O Efeito Desaparece ao Comparar Irmãos: O teste de fogo na ciência é comparar irmãos. Quando os cientistas realizaram análises comparando crianças expostas ao paracetamol com seus irmãos que não foram (ou que tiveram exposição diferente), a suposta relação entre o medicamento e o risco quase desapareceu por completo.

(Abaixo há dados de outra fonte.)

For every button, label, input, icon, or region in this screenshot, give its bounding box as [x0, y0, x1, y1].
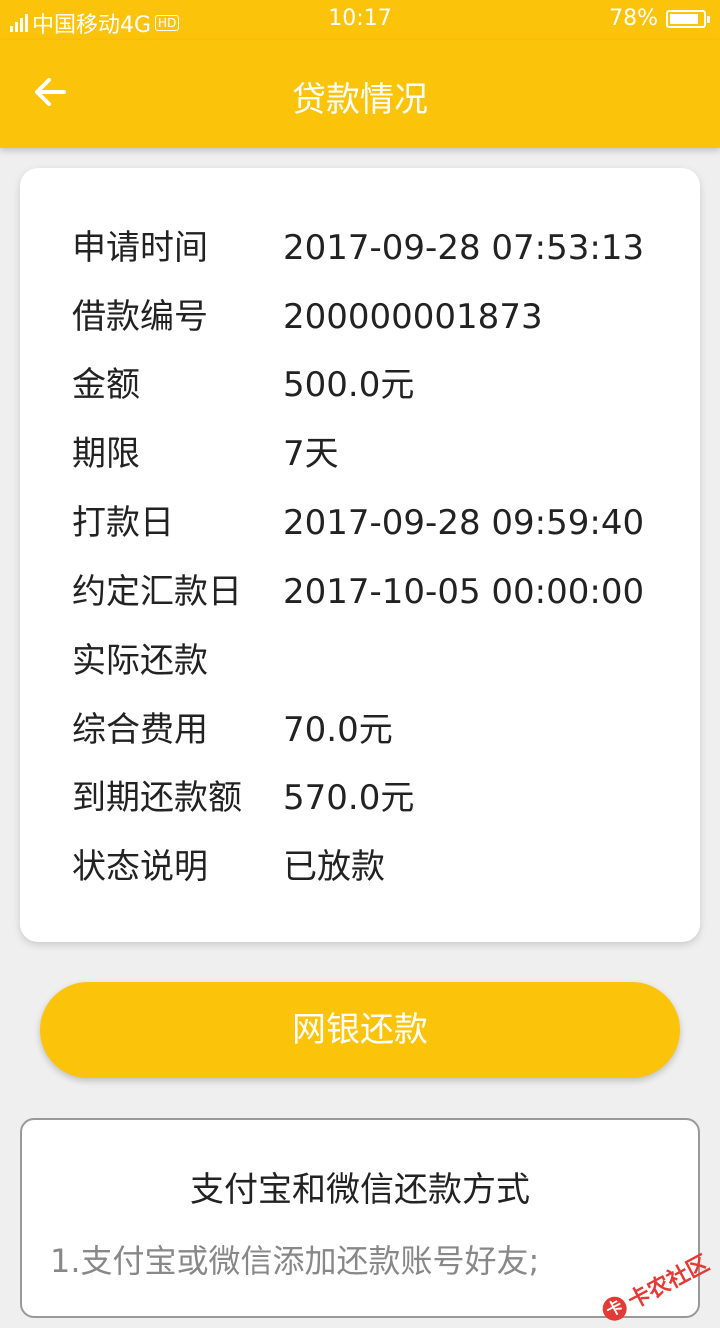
online-banking-repay-button[interactable]: 网银还款 — [40, 982, 680, 1078]
detail-label: 实际还款 — [72, 641, 208, 681]
loan-details-card: 申请时间 2017-09-28 07:53:13 借款编号 2000000018… — [20, 168, 700, 942]
detail-label: 打款日 — [72, 503, 174, 543]
detail-value: 2017-09-28 09:59:40 — [283, 503, 645, 543]
detail-value: 2017-09-28 07:53:13 — [283, 228, 645, 268]
detail-label: 综合费用 — [72, 710, 208, 750]
battery-percent: 78% — [609, 6, 658, 31]
alipay-wechat-repay-info: 支付宝和微信还款方式 1.支付宝或微信添加还款账号好友; — [20, 1118, 700, 1318]
detail-value: 2017-10-05 00:00:00 — [283, 572, 645, 612]
detail-value: 570.0元 — [283, 778, 415, 818]
app-bar: 贷款情况 — [0, 40, 720, 148]
detail-value: 70.0元 — [283, 710, 393, 750]
detail-value: 500.0元 — [283, 365, 415, 405]
detail-label: 约定汇款日 — [72, 572, 242, 612]
detail-label: 到期还款额 — [72, 778, 242, 818]
page-title: 贷款情况 — [292, 80, 428, 120]
detail-value: 200000001873 — [283, 297, 543, 337]
detail-label: 金额 — [72, 365, 140, 405]
info-box-step-1: 1.支付宝或微信添加还款账号好友; — [50, 1242, 540, 1280]
detail-label: 状态说明 — [72, 847, 208, 887]
detail-label: 借款编号 — [72, 297, 208, 337]
status-bar: 中国移动4G HD 10:17 78% — [0, 0, 720, 40]
detail-value: 7天 — [283, 434, 339, 474]
detail-label: 期限 — [72, 434, 140, 474]
status-right: 78% — [609, 6, 710, 31]
battery-icon — [666, 9, 710, 28]
info-box-title: 支付宝和微信还款方式 — [190, 1170, 530, 1210]
detail-value: 已放款 — [283, 847, 385, 887]
detail-label: 申请时间 — [72, 228, 208, 268]
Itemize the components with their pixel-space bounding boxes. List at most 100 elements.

E, obviamente, eles concluem que não existe evidência científica para afirmar a relação entre o consumo de acetaminofeno em gestantes e o desenvolvimento de autismo em crianças.
Conclusão
Assim, após esta revisão, concluímos que a única evidência que poderia existir, além de estudos pontuais realizados em animais, parece ser uma publicação com viés e qualidade bastante questionáveis, que de forma alguma apoia conclusivamente a relação entre o consumo de acetaminofeno em gestantes e o risco de autismo em crianças. Além disso, os demais estudos realizados refutam fortemente essa teoria, o que nos permite descartá-la por completo.